The insurance industry has always had a very complicated administrative and processing system and companies have used this as an excuse for poor service–especially for agents selling the product. At the time LifeUSA was launched, the average time it took for a company to issue a new policy was 48 days. This was frustrating for both the agent and the new policyholder, to say the least. In an effort to differentiate the service of LifeUSA from the other companies, we promised that once the agent had submitted all the application paperwork, the new policy would be issued in 48 hours and if not, we would pay the agent $100. We called this the “48-hour challenge.” This was a simple solution . . . . a simple definition and standard for service that both those in the home office and the field could understand, if not believe was possible. Of course this promised solution drew howls of protest from systems and administrative people and scoffs of disbelief from the field.
Was the legal and administrative task of issuing a new policy complicated? Yes. But LifeUSA did not approach the challenge by attempting to make incremental changes to the existing system, but by focusing on the solution and creating a new system to achieve it. (Something that would also work to solve the problems with Social Security, Medicare and Medicaid.) Starting with the solution and working back, rather than with the problem and trying to work forward, LifeUSA broke each part of the process down to simple steps, but steps that were simple to do. And then we did them.
The result was a level of service provided by LifeUSA that was unmatched in the industry. And this played a key role in helping LifeUSA achieve unmatched growth as well. The payment of the $100 for failure to meet the 48-hour challenge was a rare occurrence, because home office personnel took pride in meeting the challenge and would go to great effort to avoid missing the benchmark of service.
The LifeUSA 48-hour challenge was an example of how a complicated problem can be made simple. The home office people knew exactly what the standards of good service were and the customers (the agents) knew what to expect. From a management perspective, the results of the 48-hour challenge were a simple way to measure the quality of service being provided.
Some would suggest that it was easy for a new company, with not much business, to offer this service, but very difficult for larger established companies. Not true. LifeUSA was still promising the 48-hour service 15 years later when receiving 5,000 applications a week, just as it had when receiving 50 a week.
The point here is that simple is better. When you focus on the problem, rather than the solution, the whole process becomes complex. The more you know about the problem – as with Social Security, Medicare and Medicaid – the more difficult it is to focus on and achieve a solution.
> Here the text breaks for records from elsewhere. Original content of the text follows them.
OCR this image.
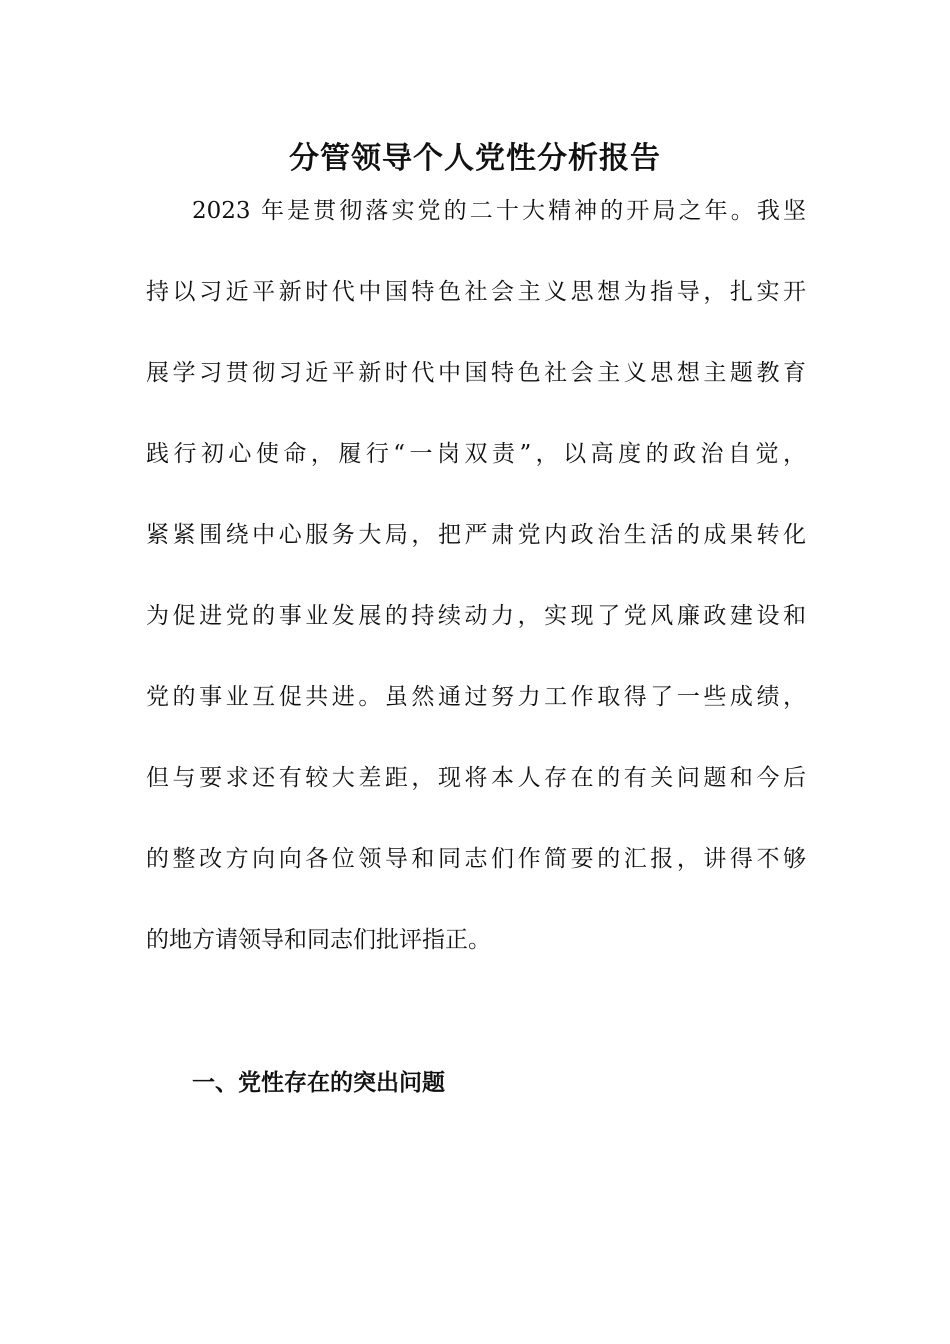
分管领导个人党性分析报告
2023 年是贯彻落实党的二十大精神的开局之年。我坚
持以习近平新时代中国特色社会主义思想为指导，扎实开
展学习贯彻习近平新时代中国特色社会主义思想主题教育
践行初心使命，履行“一岗双责”，以高度的政治自觉，
紧紧围绕中心服务大局，把严肃党内政治生活的成果转化
为促进党的事业发展的持续动力，实现了党风廉政建设和
党的事业互促共进。虽然通过努力工作取得了一些成绩，
但与要求还有较大差距，现将本人存在的有关问题和今后
的整改方向向各位领导和同志们作简要的汇报，讲得不够
的地方请领导和同志们批评指正。
一、党性存在的突出问题
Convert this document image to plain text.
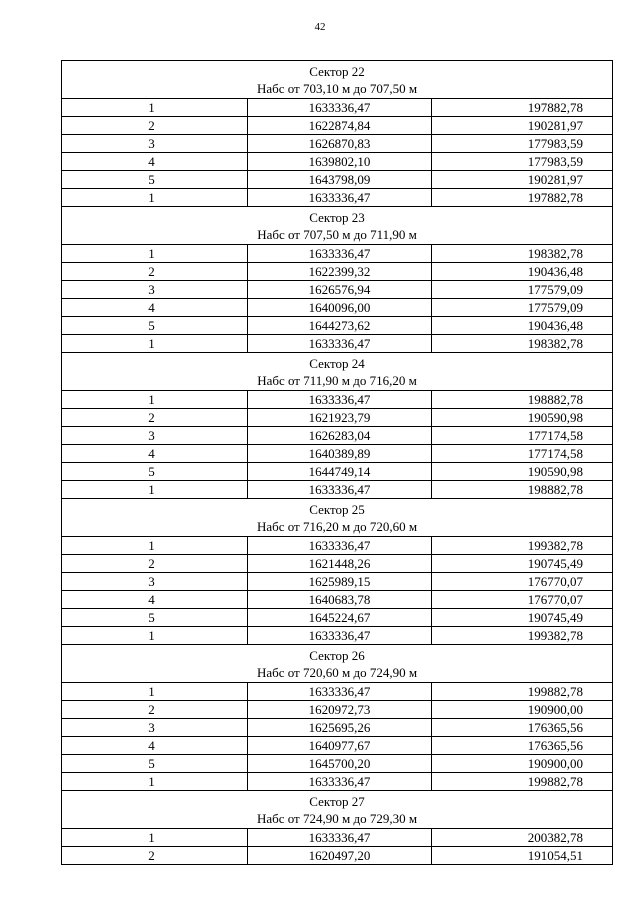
42
Сектор 22
Набс от 703,10 м до 707,50 м		

1	1633336,47	197882,78
2	1622874,84	190281,97
3	1626870,83	177983,59
4	1639802,10	177983,59
5	1643798,09	190281,97
1	1633336,47	197882,78

Сектор 23
Набс от 707,50 м до 711,90 м		

1	1633336,47	198382,78
2	1622399,32	190436,48
3	1626576,94	177579,09
4	1640096,00	177579,09
5	1644273,62	190436,48
1	1633336,47	198382,78

Сектор 24
Набс от 711,90 м до 716,20 м		

1	1633336,47	198882,78
2	1621923,79	190590,98
3	1626283,04	177174,58
4	1640389,89	177174,58
5	1644749,14	190590,98
1	1633336,47	198882,78

Сектор 25
Набс от 716,20 м до 720,60 м		

1	1633336,47	199382,78
2	1621448,26	190745,49
3	1625989,15	176770,07
4	1640683,78	176770,07
5	1645224,67	190745,49
1	1633336,47	199382,78

Сектор 26
Набс от 720,60 м до 724,90 м		

1	1633336,47	199882,78
2	1620972,73	190900,00
3	1625695,26	176365,56
4	1640977,67	176365,56
5	1645700,20	190900,00
1	1633336,47	199882,78

Сектор 27
Набс от 724,90 м до 729,30 м		

1	1633336,47	200382,78
2	1620497,20	191054,51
And the Moral of the Story …
The world is awash with complexity. For some, complexity is a defense against decisiveness or a disguise for insecurity and incompetence. Others are paralyzed by complexity forced upon them. Anyone has the ability to make simple things complicated, but it takes talent and confidence to make complicated things simple.
The irony is that the more one understands and focuses on the problem, the more difficult it is to find the solution. When it comes to problems, those with the deepest knowledge are inclined to tinker rather than transform. While those who focus on the simplicity of a solution are inclined to change the system to eliminate the problem. Those who succumb to or create complexity may manage the world, but those who neuter complexity with simplicity change the world.
There is a lot of competition on the road to success. The best way to pass by the traffic and achieve success is to differentiate what you offer that others do not. In today’s world, the best way for an individual to differentiate their ability is to take what others see as complicated and make it simple.